Jotai Atomic State Management
Quick Guide: Jotai provides atomic, bottom-up state management with automatic dependency tracking. Use primitive atoms for simple values, derived atoms for computed state, and async atoms with Suspense for data loading. Components only re-render when their specific atoms change.
Detailed Resources:
- For code examples, see examples.md
- For decision frameworks and anti-patterns, see reference.md
<critical_requirements>
CRITICAL: Before Using Jotai
(You MUST define atoms OUTSIDE components - creating atoms inside render causes broken state)
(You MUST wrap async atom consumers in Suspense boundaries - async atoms trigger Suspense by default)
(You MUST use write atoms (action atoms) to encapsulate state updates after async operations)
(You MUST use named exports ONLY - NO default exports in any atom files)
(You MUST use named constants for ALL numbers - NO magic numbers in atom code)
</critical_requirements>
Auto-detection: Jotai, atom, useAtom, useAtomValue, useSetAtom, atomWithStorage, atomFamily, derived atoms, computed atoms
When to use:
- Fine-grained reactivity without manual memoization
- Bottom-up state composition with automatic dependency tracking
- Async state with React Suspense integration
- Computed/derived state that auto-updates when dependencies change
- Avoiding prop drilling for shared UI state
Key patterns covered:
- Primitive atoms for basic state values
- Derived (read-only) atoms for computed values
- Write-only atoms for encapsulated actions
- Read-write atoms for lens-like patterns
- Async atoms with Suspense and loadable utilities
- atomFamily for parameterized atoms
- atomWithStorage for persistence
- splitAtom for array item isolation
When NOT to use:
- Server/API data (use your data fetching solution)
- Simple local component state (use useState)
- State that should be in URL (use searchParams)
Philosophy
Jotai takes an atomic, bottom-up approach to state management.

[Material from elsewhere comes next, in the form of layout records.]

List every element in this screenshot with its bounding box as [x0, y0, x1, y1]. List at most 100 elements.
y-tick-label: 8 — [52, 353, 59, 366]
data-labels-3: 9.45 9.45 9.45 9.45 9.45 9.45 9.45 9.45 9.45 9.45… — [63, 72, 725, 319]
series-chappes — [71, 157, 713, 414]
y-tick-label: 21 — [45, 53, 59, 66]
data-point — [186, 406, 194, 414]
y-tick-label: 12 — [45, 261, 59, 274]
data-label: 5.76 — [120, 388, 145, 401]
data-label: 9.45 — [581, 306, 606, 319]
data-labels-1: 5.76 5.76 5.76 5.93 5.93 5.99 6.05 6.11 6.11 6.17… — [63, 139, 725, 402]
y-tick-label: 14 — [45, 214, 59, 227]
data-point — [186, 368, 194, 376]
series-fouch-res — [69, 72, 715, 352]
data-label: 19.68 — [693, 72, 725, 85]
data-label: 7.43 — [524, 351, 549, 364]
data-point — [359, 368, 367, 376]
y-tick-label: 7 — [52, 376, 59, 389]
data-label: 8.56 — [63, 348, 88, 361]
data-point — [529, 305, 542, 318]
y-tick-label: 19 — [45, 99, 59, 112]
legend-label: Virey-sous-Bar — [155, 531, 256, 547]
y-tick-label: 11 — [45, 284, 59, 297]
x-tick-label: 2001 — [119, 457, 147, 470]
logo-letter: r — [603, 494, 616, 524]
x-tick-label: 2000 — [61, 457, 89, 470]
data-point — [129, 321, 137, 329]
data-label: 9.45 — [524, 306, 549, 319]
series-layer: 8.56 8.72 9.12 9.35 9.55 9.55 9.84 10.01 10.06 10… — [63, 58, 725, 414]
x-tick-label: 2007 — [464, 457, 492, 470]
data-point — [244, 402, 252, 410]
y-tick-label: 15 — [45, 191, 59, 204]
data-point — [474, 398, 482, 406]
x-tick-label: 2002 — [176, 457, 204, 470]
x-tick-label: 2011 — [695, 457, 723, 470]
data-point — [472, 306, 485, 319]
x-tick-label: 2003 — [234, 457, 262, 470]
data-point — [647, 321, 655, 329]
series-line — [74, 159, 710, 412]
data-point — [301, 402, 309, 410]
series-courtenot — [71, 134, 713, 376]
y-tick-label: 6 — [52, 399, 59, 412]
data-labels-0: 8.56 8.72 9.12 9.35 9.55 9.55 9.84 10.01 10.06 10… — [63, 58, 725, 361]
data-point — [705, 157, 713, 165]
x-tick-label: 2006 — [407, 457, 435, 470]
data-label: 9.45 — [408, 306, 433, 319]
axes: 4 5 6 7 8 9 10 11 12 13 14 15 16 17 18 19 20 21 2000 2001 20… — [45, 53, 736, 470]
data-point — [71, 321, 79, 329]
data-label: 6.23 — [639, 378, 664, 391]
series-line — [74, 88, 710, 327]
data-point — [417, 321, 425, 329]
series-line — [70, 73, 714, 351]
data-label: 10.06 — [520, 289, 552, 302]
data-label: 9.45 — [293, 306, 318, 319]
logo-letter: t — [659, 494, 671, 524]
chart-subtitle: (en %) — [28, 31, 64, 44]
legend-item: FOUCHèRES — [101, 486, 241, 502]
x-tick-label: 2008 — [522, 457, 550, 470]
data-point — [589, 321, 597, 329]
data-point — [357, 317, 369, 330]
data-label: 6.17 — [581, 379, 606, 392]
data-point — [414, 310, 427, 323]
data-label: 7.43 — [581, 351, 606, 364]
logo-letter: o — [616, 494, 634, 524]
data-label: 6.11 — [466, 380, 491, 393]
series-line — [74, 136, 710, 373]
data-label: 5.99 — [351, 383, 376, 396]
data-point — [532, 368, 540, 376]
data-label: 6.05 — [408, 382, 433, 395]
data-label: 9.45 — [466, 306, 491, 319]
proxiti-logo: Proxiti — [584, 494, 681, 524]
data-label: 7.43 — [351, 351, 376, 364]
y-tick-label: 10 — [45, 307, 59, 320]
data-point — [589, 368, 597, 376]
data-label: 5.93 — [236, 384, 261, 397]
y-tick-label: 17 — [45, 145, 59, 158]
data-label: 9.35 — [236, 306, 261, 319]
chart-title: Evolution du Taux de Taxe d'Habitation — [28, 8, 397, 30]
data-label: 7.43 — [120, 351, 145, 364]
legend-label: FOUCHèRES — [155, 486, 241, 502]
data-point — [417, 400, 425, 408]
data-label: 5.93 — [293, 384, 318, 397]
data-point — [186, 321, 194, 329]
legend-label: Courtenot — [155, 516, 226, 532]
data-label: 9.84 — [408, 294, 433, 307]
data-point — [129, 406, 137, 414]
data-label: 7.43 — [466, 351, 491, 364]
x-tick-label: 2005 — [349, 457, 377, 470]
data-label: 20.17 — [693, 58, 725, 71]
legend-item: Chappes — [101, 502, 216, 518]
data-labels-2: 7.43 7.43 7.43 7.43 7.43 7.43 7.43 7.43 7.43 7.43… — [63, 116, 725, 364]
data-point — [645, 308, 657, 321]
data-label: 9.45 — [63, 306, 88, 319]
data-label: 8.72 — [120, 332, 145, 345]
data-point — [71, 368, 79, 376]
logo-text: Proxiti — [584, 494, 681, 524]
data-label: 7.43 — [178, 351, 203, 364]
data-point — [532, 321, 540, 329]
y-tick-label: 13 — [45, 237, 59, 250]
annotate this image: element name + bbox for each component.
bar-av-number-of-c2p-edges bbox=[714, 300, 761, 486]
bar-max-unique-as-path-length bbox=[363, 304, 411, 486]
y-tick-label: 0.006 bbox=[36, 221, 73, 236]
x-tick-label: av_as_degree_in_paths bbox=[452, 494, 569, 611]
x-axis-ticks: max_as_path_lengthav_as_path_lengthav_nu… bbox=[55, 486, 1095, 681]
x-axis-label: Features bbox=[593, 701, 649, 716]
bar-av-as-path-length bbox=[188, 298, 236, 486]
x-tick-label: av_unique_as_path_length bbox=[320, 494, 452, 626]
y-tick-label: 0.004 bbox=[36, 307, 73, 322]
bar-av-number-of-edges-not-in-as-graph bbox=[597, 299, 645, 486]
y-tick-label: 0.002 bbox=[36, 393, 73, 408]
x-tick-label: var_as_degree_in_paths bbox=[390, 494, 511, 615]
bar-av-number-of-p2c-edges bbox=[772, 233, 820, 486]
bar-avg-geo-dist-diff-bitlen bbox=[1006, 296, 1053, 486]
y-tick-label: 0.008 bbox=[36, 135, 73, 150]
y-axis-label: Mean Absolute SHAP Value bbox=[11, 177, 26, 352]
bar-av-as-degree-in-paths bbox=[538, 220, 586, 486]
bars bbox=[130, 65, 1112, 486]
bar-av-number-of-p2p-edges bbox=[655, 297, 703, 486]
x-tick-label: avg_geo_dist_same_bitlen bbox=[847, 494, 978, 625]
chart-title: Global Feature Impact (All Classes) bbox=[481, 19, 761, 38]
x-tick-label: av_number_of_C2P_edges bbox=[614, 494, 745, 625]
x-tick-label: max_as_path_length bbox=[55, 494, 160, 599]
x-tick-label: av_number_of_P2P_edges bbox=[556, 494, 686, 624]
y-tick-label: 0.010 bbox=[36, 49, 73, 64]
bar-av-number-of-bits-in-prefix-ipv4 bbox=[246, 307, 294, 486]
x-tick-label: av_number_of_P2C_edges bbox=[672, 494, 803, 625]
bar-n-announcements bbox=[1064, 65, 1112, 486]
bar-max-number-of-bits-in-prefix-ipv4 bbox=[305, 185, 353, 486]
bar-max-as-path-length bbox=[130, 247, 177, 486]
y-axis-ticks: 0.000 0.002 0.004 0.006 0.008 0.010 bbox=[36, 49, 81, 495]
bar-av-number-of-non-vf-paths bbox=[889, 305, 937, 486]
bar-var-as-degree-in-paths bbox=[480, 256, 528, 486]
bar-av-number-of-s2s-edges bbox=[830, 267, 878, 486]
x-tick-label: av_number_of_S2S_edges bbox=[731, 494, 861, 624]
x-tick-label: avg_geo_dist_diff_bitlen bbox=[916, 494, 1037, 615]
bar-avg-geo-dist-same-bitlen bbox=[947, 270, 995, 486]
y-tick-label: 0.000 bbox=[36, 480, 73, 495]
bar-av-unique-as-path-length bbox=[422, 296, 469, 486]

The core principle: "Anything that can be derived from the application state should be derived automatically."
Think of atoms like cells in a spreadsheet:
- Each atom is an independent cell holding a value
- Derived atoms are formulas that reference other cells
- When a cell changes, only formulas depending on it recalculate
- This provides the minimum necessary work automatically
Key characteristics:
- Bottom-up state design: Build state from small, composable atoms
- Automatic dependency tracking: Like a spreadsheet - atoms automatically update when dependencies change
- Fine-grained reactivity: Components only re-render when their specific atoms change
- First-class async support: Async operations integrate seamlessly with React Suspense
Mental Model: Instead of one large store, you have many small atoms that can be combined. This creates natural code splitting and enables precise re-render optimization without manual memoization.
Core Patterns
Pattern 1: Primitive Atoms
The simplest atom type - holds a single value with automatic type inference.
For implementation examples, see examples.md.
Pattern 2: Derived (Read-Only) Atoms
Compute values from other atoms - cannot be written to directly. Dependencies are tracked automatically.
For implementation examples, see examples.md.
Pattern 3: Write-Only Atoms (Action Atoms)
Encapsulate side effects and update logic. Enable code splitting and lazy loading.
For implementation examples, see examples.md.
Pattern 4: Read-Write Atoms
Atoms that can both read derived state and accept writes. Useful for lens-like patterns.
For implementation examples, see examples.md.
Pattern 5: Async Atoms with Suspense
Async atoms trigger Suspense by default. Use loadable utility for non-Suspense handling.
For implementation examples, see examples.md.
Pattern 6: atomFamily for Parameterized Atoms
Create atoms on-demand based on parameters. Ideal for collections where each item needs its own atom.
For implementation examples, see examples.md.
Pattern 7: atomWithStorage for Persistence
Persist atom values to localStorage, sessionStorage, or custom storage.
For implementation examples, see examples.md.
Pattern 8: splitAtom for Array Optimization
Split an array atom into individual item atoms for optimized re-renders.
For implementation examples, see examples.md.
Pattern 9: selectAtom for Large Objects
Select specific properties from large objects to prevent unnecessary re-renders.
For implementation examples, see examples.md.
Pattern 10: Store and Provider Patterns
Use custom stores for isolation, testing, or accessing state outside React.
For implementation examples, see examples.md.
<critical_reminders>
CRITICAL REMINDERS
(You MUST define atoms OUTSIDE components - creating atoms inside render causes broken state)
(You MUST wrap async atom consumers in Suspense boundaries - async atoms trigger Suspense by default)
(You MUST use write atoms (action atoms) to encapsulate state updates after async operations)
(You MUST use named exports ONLY - NO default exports in any atom files)
(You MUST use named constants for ALL numbers - NO magic numbers in atom code)
Failure to follow these rules will cause state corruption, Suspense errors, and convention violations.